Sometimes I laugh at myself. Sometimes I scold myself. On occasion, I love myself. Mostly, I just don’t understand myself.
I have a good life. I’m healthy, I have a great husband, 5 amazing kids, a job helping people (which I do wish paid more money, but oh well), a house, a car, hobbies and so much more.
I also see first hand, especially at work, the suffering and the heartache people go through and the resilience and determination they show. Yet for some reason I can’t seem to find the right way to live a consistently grateful life, in my daily actions not just in my head.
I am grateful for my life. Logically, I know that and I really believe that. Yet I can’t seem to translate that into a life of consistent happiness and acceptance of what is.
There are some people who live a life of gratefulness, through good times and bad times. They are people whom I envy because they’re grounded, they have direction and their entire being, not just their logical head, feels their daily consistent gratefulness. I have spent hours and days trying to figure out how to become one of those people. Just when it seems like I might be moving in the right direction, life throws a curveball and hits me in the head.

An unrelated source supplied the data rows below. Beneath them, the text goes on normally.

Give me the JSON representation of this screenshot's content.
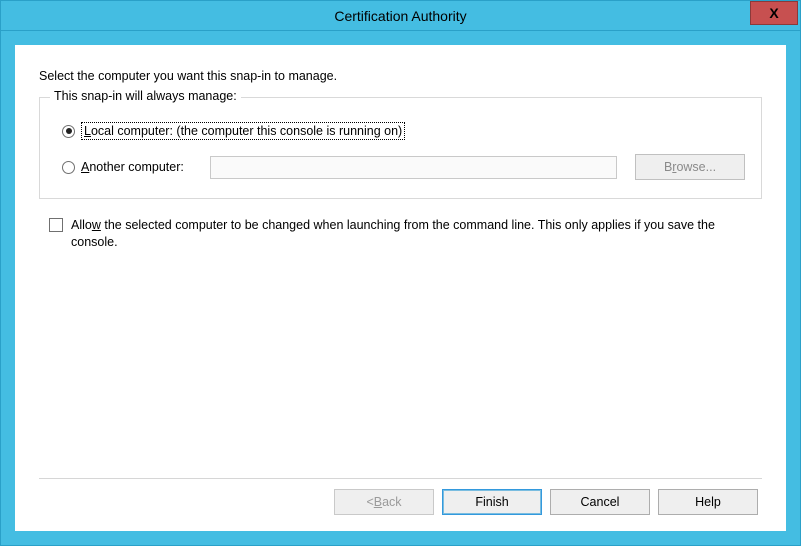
{
  "window": {
    "title": "Certification Authority",
    "close_glyph": "X"
  },
  "body": {
    "instruction": "Select the computer you want this snap-in to manage.",
    "group_legend": "This snap-in will always manage:",
    "radio_local_prefix": "L",
    "radio_local_rest": "ocal computer:  (the computer this console is running on)",
    "radio_another_prefix": "A",
    "radio_another_rest": "nother computer:",
    "another_value": "",
    "browse_prefix": "B",
    "browse_u": "r",
    "browse_rest": "owse...",
    "allow_change_prefix": "Allo",
    "allow_change_u": "w",
    "allow_change_rest": " the selected computer to be changed when launching from the command line. This only applies if you save the console.",
    "radio_selected": "local",
    "allow_change_checked": false
  },
  "footer": {
    "back_prefix": "< ",
    "back_u": "B",
    "back_rest": "ack",
    "finish_label": "Finish",
    "cancel_label": "Cancel",
    "help_label": "Help"
  }
}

Yet even then, every so often, that curveball shows me a glimpse of an answer. Like when I wonder if maybe love is the answer. Maybe the key to gratefulness is learning to love yourself, with all your flaws, real and imagined. Because how can you be grateful for anything else if you are not grateful for the wonder that is you, with all its imperfections.
I ponder and think about it, but I’m not sure and for me, loving myself is such a hard task. Because I’m critical and at first glance all that I see is what needs to change. All that is wonderful and good takes second place.
But maybe, just maybe, “gratefulness=love of self” is the equation for a happy fulfilling life.
What do you think? How do you learn to live gratefulness, in your heart and in your being, not just in your head? How do you learn to love yourself?
This is a poem I had written a while back that I happened across and made me think about this whole topic again.
It’s irrational the way the mind and heart are miles apart.
Is it the heart leading the mind or the mind tugging at the heart?
You know you’re a good person,
You know there are things you do well
Yet there’s that voice in your head
Repeatedly making you doubt every step.
You know you have so much to be grateful for
You know you should be living each day at peace
At peace with yourself, your surroundings
Your choices, your mistakes and your life.
But your heart tugs at your happiness
Because it doesn’t believe your mind, eyes and ears.
And your heart contracts and beats dissatisfaction
Pumping envy to every vein, artery and cell.
You know the truth
You know the logical smart choice
But the bridge between knowing and feeling
Can’t seem to be crossed.
So you do more and more
To try to narrow the divide between mind and heart
But doing brings a short lived peace
Till the chasm widens again.
You do to feel
But you miss the point
Doing without gratitude
Just makes you feel even emptier than before.